Escape of \alpha-particle in inertial confinement fusion

TL;DR

This paper develops a modified model to accurately estimate alpha-particle escape in inertial confinement fusion, considering various physical effects, and provides a practical formula applicable across a wide temperature and density range.

Contribution

It introduces a comprehensive modified model for alpha-particle escape that improves upon traditional models by including relativistic effects and detailed collision dynamics.

Findings

Escape effect is stronger in the modified model than in traditional models.

A fitted expression for escape factor achieves ±0.02 accuracy for 1-150 keV temperatures.

The escape factor significantly impacts hot-spot dynamics and energy gain calculations.

Abstract

Escape of $\alpha$-particles from a burning or an ignited burning deuterium-tritium (DT) fuel with temperature up to more than tens keV is very important in inertial confinement fusion, which can significantly influence not only the hot spot dynamics and the energy gain but also the shielding design in fusion devices. In this paper, we study the $\alpha $-particle escape from a burning or an ignited burning DT fuel by considering the modifications including the $\alpha $-particle stopping by both DT ions and electrons with their Maxwellian average stopping weights, the relativity effect on electron distribution, and the modified Coulomb logarithm of the DT-$\alpha $ particle collisions.

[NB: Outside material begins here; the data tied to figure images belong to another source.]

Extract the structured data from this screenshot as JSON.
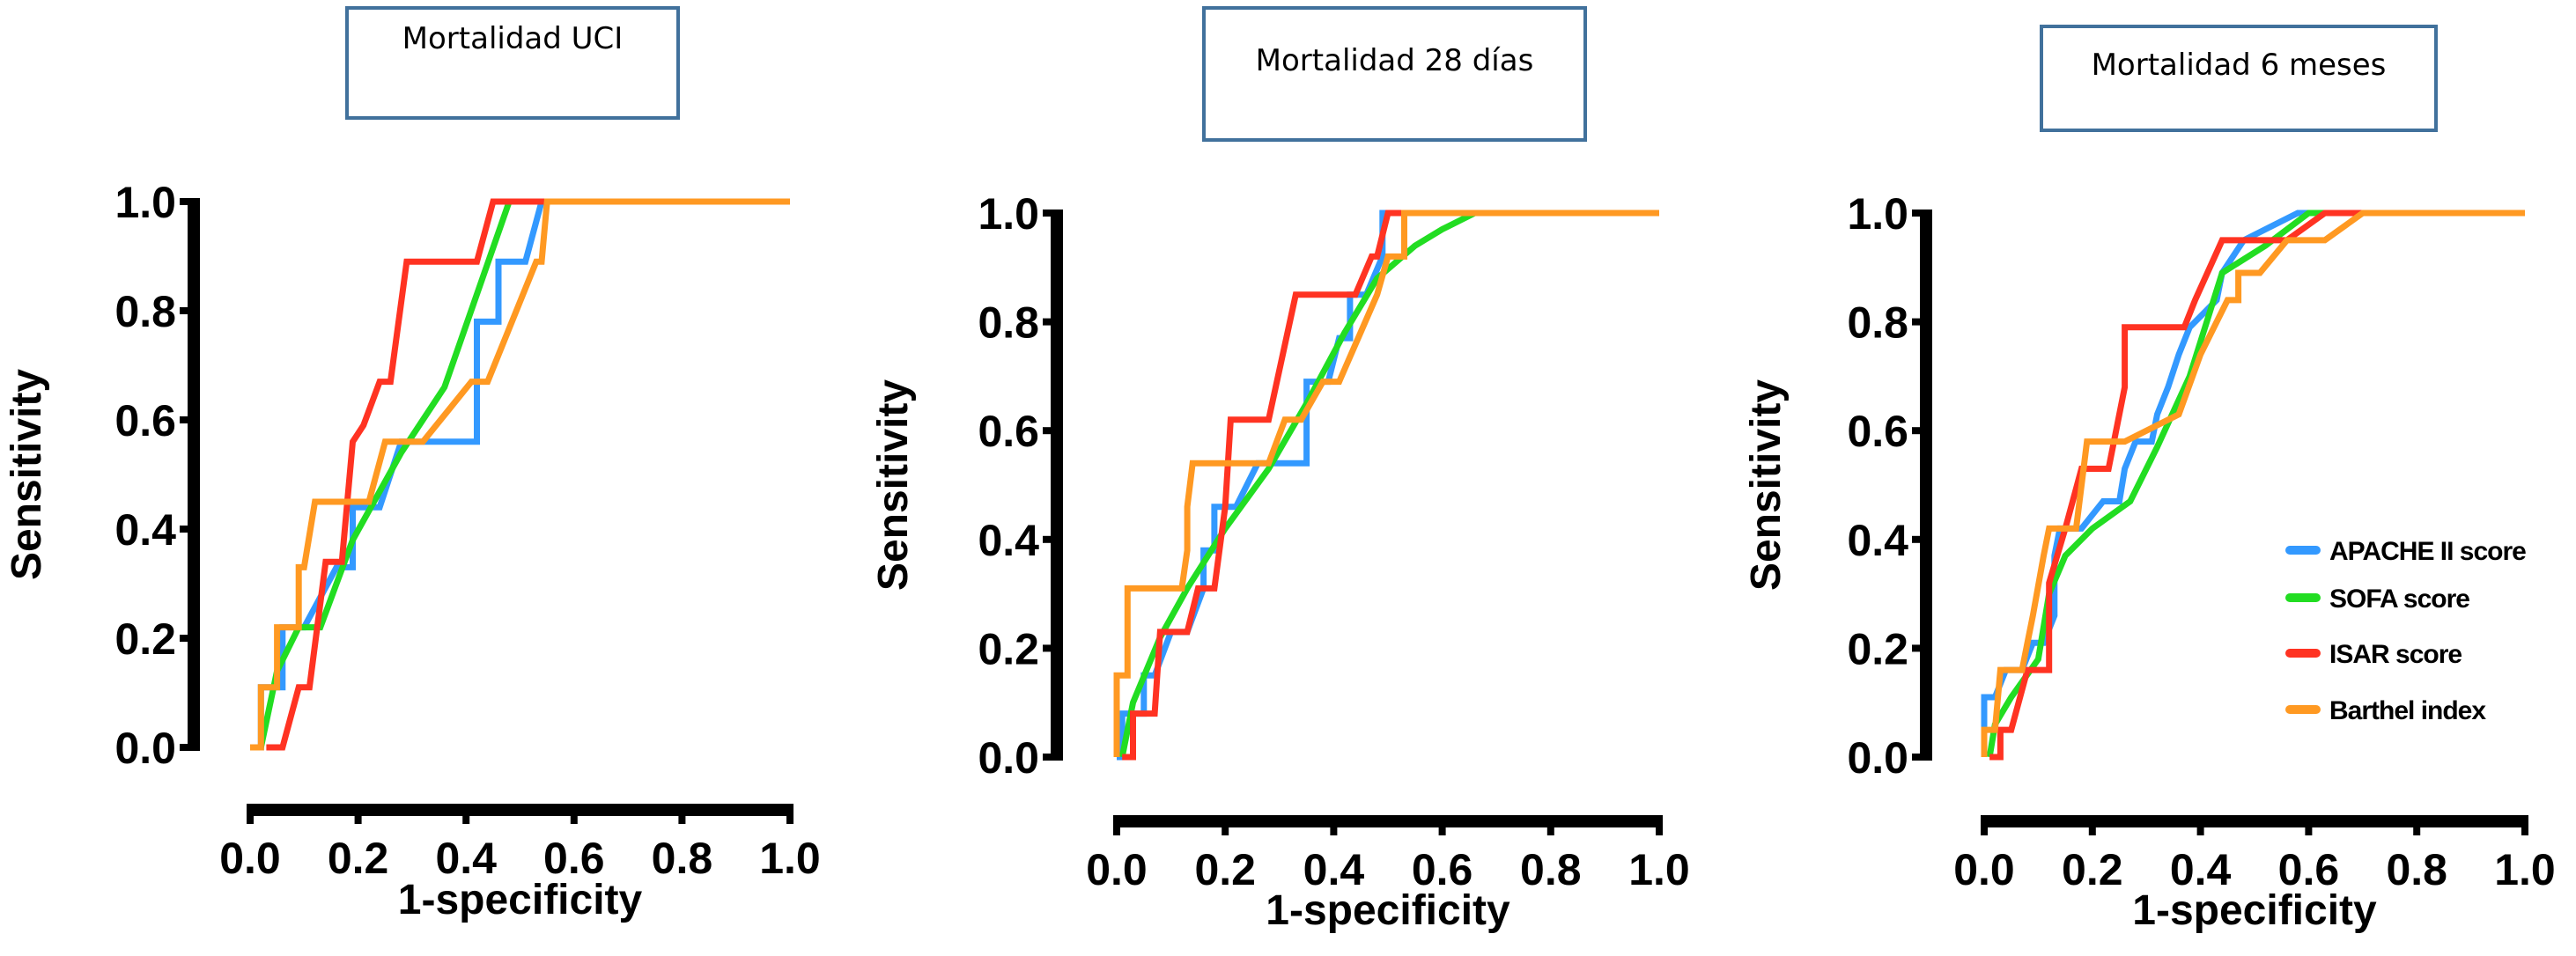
{
  "chart_data": [
    {
      "type": "line",
      "title": "Mortalidad UCI",
      "xlabel": "1-specificity",
      "ylabel": "Sensitivity",
      "xlim": [
        0,
        1
      ],
      "ylim": [
        0,
        1
      ],
      "xticks": [
        "0.0",
        "0.2",
        "0.4",
        "0.6",
        "0.8",
        "1.0"
      ],
      "yticks": [
        "0.0",
        "0.2",
        "0.4",
        "0.6",
        "0.8",
        "1.0"
      ],
      "grid": false,
      "legend": null,
      "series": [
        {
          "name": "APACHE II score",
          "color": "#3399FF",
          "x": [
            0,
            0.02,
            0.02,
            0.06,
            0.06,
            0.1,
            0.16,
            0.19,
            0.19,
            0.24,
            0.28,
            0.42,
            0.42,
            0.46,
            0.46,
            0.51,
            0.54,
            1
          ],
          "y": [
            0,
            0,
            0.11,
            0.11,
            0.22,
            0.22,
            0.33,
            0.33,
            0.44,
            0.44,
            0.56,
            0.56,
            0.78,
            0.78,
            0.89,
            0.89,
            1.0,
            1
          ]
        },
        {
          "name": "SOFA score",
          "color": "#22DD22",
          "x": [
            0.02,
            0.05,
            0.09,
            0.13,
            0.19,
            0.28,
            0.36,
            0.48,
            1
          ],
          "y": [
            0,
            0.14,
            0.22,
            0.22,
            0.38,
            0.54,
            0.66,
            1.0,
            1
          ]
        },
        {
          "name": "ISAR score",
          "color": "#FF3322",
          "x": [
            0.03,
            0.06,
            0.09,
            0.11,
            0.14,
            0.17,
            0.19,
            0.21,
            0.24,
            0.26,
            0.29,
            0.42,
            0.45,
            0.54,
            1
          ],
          "y": [
            0,
            0,
            0.11,
            0.11,
            0.34,
            0.34,
            0.56,
            0.59,
            0.67,
            0.67,
            0.89,
            0.89,
            1.0,
            1.0,
            1
          ]
        },
        {
          "name": "Barthel index",
          "color": "#FF9922",
          "x": [
            0,
            0.02,
            0.02,
            0.05,
            0.05,
            0.09,
            0.09,
            0.1,
            0.12,
            0.22,
            0.25,
            0.32,
            0.41,
            0.44,
            0.53,
            0.54,
            0.55,
            1
          ],
          "y": [
            0,
            0,
            0.11,
            0.11,
            0.22,
            0.22,
            0.33,
            0.33,
            0.45,
            0.45,
            0.56,
            0.56,
            0.67,
            0.67,
            0.89,
            0.89,
            1.0,
            1
          ]
        }
      ]
    },
    {
      "type": "line",
      "title": "Mortalidad 28 días",
      "xlabel": "1-specificity",
      "ylabel": "Sensitivity",
      "xlim": [
        0,
        1
      ],
      "ylim": [
        0,
        1
      ],
      "xticks": [
        "0.0",
        "0.2",
        "0.4",
        "0.6",
        "0.8",
        "1.0"
      ],
      "yticks": [
        "0.0",
        "0.2",
        "0.4",
        "0.6",
        "0.8",
        "1.0"
      ],
      "grid": false,
      "legend": null,
      "series": [
        {
          "name": "APACHE II score",
          "color": "#3399FF",
          "x": [
            0,
            0.01,
            0.01,
            0.05,
            0.05,
            0.07,
            0.1,
            0.13,
            0.16,
            0.16,
            0.18,
            0.18,
            0.22,
            0.26,
            0.35,
            0.35,
            0.39,
            0.41,
            0.43,
            0.43,
            0.46,
            0.49,
            0.49,
            1
          ],
          "y": [
            0,
            0,
            0.08,
            0.08,
            0.15,
            0.15,
            0.23,
            0.23,
            0.31,
            0.38,
            0.38,
            0.46,
            0.46,
            0.54,
            0.54,
            0.69,
            0.69,
            0.77,
            0.77,
            0.85,
            0.85,
            0.92,
            1.0,
            1
          ]
        },
        {
          "name": "SOFA score",
          "color": "#22DD22",
          "x": [
            0.01,
            0.03,
            0.08,
            0.13,
            0.2,
            0.28,
            0.35,
            0.42,
            0.48,
            0.55,
            0.6,
            0.66,
            1
          ],
          "y": [
            0,
            0.1,
            0.22,
            0.31,
            0.42,
            0.53,
            0.65,
            0.78,
            0.88,
            0.94,
            0.97,
            1.0,
            1
          ]
        },
        {
          "name": "ISAR score",
          "color": "#FF3322",
          "x": [
            0.01,
            0.03,
            0.03,
            0.07,
            0.08,
            0.13,
            0.15,
            0.18,
            0.2,
            0.21,
            0.28,
            0.33,
            0.44,
            0.47,
            0.48,
            0.5,
            1
          ],
          "y": [
            0,
            0,
            0.08,
            0.08,
            0.23,
            0.23,
            0.31,
            0.31,
            0.46,
            0.62,
            0.62,
            0.85,
            0.85,
            0.92,
            0.92,
            1.0,
            1
          ]
        },
        {
          "name": "Barthel index",
          "color": "#FF9922",
          "x": [
            0,
            0,
            0.02,
            0.02,
            0.12,
            0.13,
            0.13,
            0.14,
            0.28,
            0.31,
            0.34,
            0.38,
            0.41,
            0.48,
            0.5,
            0.53,
            0.53,
            1
          ],
          "y": [
            0,
            0.15,
            0.15,
            0.31,
            0.31,
            0.38,
            0.46,
            0.54,
            0.54,
            0.62,
            0.62,
            0.69,
            0.69,
            0.85,
            0.92,
            0.92,
            1.0,
            1
          ]
        }
      ]
    },
    {
      "type": "line",
      "title": "Mortalidad 6 meses",
      "xlabel": "1-specificity",
      "ylabel": "Sensitivity",
      "xlim": [
        0,
        1
      ],
      "ylim": [
        0,
        1
      ],
      "xticks": [
        "0.0",
        "0.2",
        "0.4",
        "0.6",
        "0.8",
        "1.0"
      ],
      "yticks": [
        "0.0",
        "0.2",
        "0.4",
        "0.6",
        "0.8",
        "1.0"
      ],
      "grid": false,
      "legend": "right",
      "series": [
        {
          "name": "APACHE II score",
          "color": "#3399FF",
          "x": [
            0,
            0,
            0.02,
            0.04,
            0.07,
            0.09,
            0.11,
            0.13,
            0.13,
            0.14,
            0.18,
            0.22,
            0.25,
            0.26,
            0.28,
            0.31,
            0.32,
            0.34,
            0.36,
            0.38,
            0.43,
            0.44,
            0.48,
            0.58,
            1
          ],
          "y": [
            0,
            0.11,
            0.11,
            0.16,
            0.16,
            0.21,
            0.21,
            0.26,
            0.37,
            0.42,
            0.42,
            0.47,
            0.47,
            0.53,
            0.58,
            0.58,
            0.63,
            0.68,
            0.74,
            0.79,
            0.84,
            0.89,
            0.95,
            1.0,
            1
          ]
        },
        {
          "name": "SOFA score",
          "color": "#22DD22",
          "x": [
            0.01,
            0.02,
            0.05,
            0.1,
            0.12,
            0.15,
            0.2,
            0.27,
            0.32,
            0.38,
            0.44,
            0.52,
            0.6,
            1
          ],
          "y": [
            0,
            0.06,
            0.11,
            0.18,
            0.3,
            0.37,
            0.42,
            0.47,
            0.57,
            0.7,
            0.89,
            0.94,
            1.0,
            1
          ]
        },
        {
          "name": "ISAR score",
          "color": "#FF3322",
          "x": [
            0.01,
            0.03,
            0.03,
            0.05,
            0.08,
            0.12,
            0.12,
            0.15,
            0.18,
            0.23,
            0.26,
            0.26,
            0.37,
            0.39,
            0.44,
            0.56,
            0.63,
            1
          ],
          "y": [
            0,
            0,
            0.05,
            0.05,
            0.16,
            0.16,
            0.32,
            0.42,
            0.53,
            0.53,
            0.68,
            0.79,
            0.79,
            0.84,
            0.95,
            0.95,
            1.0,
            1
          ]
        },
        {
          "name": "Barthel index",
          "color": "#FF9922",
          "x": [
            0,
            0,
            0.02,
            0.03,
            0.07,
            0.08,
            0.09,
            0.11,
            0.12,
            0.17,
            0.19,
            0.26,
            0.36,
            0.4,
            0.45,
            0.47,
            0.47,
            0.51,
            0.56,
            0.63,
            0.7,
            1
          ],
          "y": [
            0,
            0.05,
            0.05,
            0.16,
            0.16,
            0.21,
            0.26,
            0.37,
            0.42,
            0.42,
            0.58,
            0.58,
            0.63,
            0.74,
            0.84,
            0.84,
            0.89,
            0.89,
            0.95,
            0.95,
            1.0,
            1
          ]
        }
      ]
    }
  ],
  "legend": {
    "items": [
      {
        "label": "APACHE II score",
        "color": "#3399FF"
      },
      {
        "label": "SOFA score",
        "color": "#22DD22"
      },
      {
        "label": "ISAR score",
        "color": "#FF3322"
      },
      {
        "label": "Barthel index",
        "color": "#FF9922"
      }
    ]
  }
}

As a result of our studies, the escape-effect from our modified model is obviously stronger than those from the traditional models. A fitted expression is presented to calculate the escape factor in a DT fuel, which can be applied to a burning fuel with temperatures of 1 to 150 keV and areal densities of 0.04 to 3 g/cm$^2$ with an accuracy within $\pm0.02$. Finally, we discuss the $\alpha $-particle escape-effect on the hot-spot dynamics and the thermonuclear energy gain by comparing the results with escape factors from different models.